It’s gotten warmer out, officially too warm to wear wool, so naturally it was just last week when I decided that all my woolen clothes are my favorites. The olive cashmere t-shirt, the tweed pencil skirt, the fitted black cardigan, the aubergine sweater with the deep vee. Also all my opaque tights, my flannel sheath dress, my ugly, filthy winter boots and the long brown coat that my mom bought for my birthday are obsolete just as I got cozy.
And now I have to remember all over again how to carry off my summer wardrobe. It’s like having to break in a new skin—every season, whether I’m covering up or stripping down, I resist this transition. I feel like I get dressed in the morning and I’m out of my element, like I don’t know what to do with my hands until I’m back in my perennial pajamas again at the end of the day.

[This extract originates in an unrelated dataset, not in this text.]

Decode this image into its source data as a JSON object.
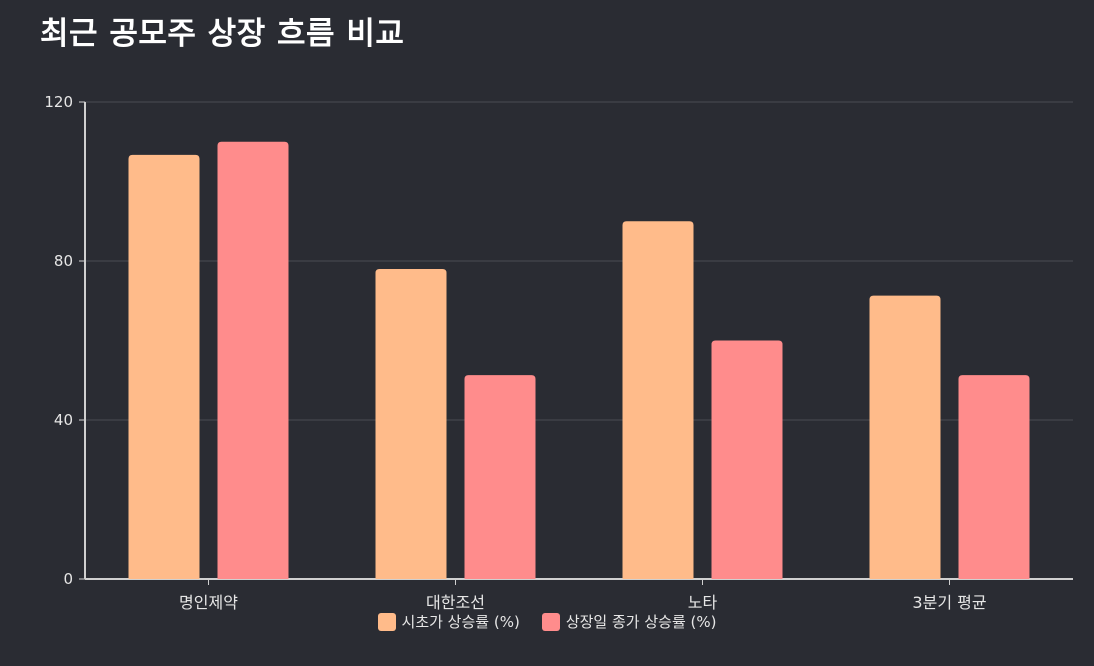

The summer before my freshman year in college, I was a camp counselor who lived, day in and day out, in four pairs of cotton YMCA-logo “flip shorts,” the kind with the elastic waist that folds over. The boy I dated, where “dated” means “chased after, pushed away, let toy with me, let coddle me, bickered with, and crept around in the woods after dark with” hated those shorts. He nagged me at practically every other meal for dressing the same way every day.
He made me self-conscious but I kept wearing them. There were days when I’d change out of a different outfit and pull my flip shorts back on just to disprove any suspicion that I might care what he said.
Sometimes, we would sit cross-legged facing each other and he would pinch at the inside of my knee as he kissed me. Right where my leg folded under, there was just enough skin to grab between two fingers. I don’t know if he was conscious of it. I was. I started wearing jeans when we met up after lights out.
Sometimes, I approach myself in the mirror over the bathroom sink at work or pass myself by in a pane-glass storefront and I feel like Lucas in Empire Records for a second, with somebody purring that one line from the beginning of the movie in my ear.
Baby, you are sex.
It’s my own voice in my own head. And I always listen. I love that voice.
So I’m saying “goodbye, winter wear!” and happily flaunting the bony ridge on my shoulder that I love* and baring the dessert plate-sized birthmark between my shoulder blades where appropriate, even if I am still covering up my inner-knee pudge.
* So much so that I just got up to admire it in the mirror before I finished typing that sentence.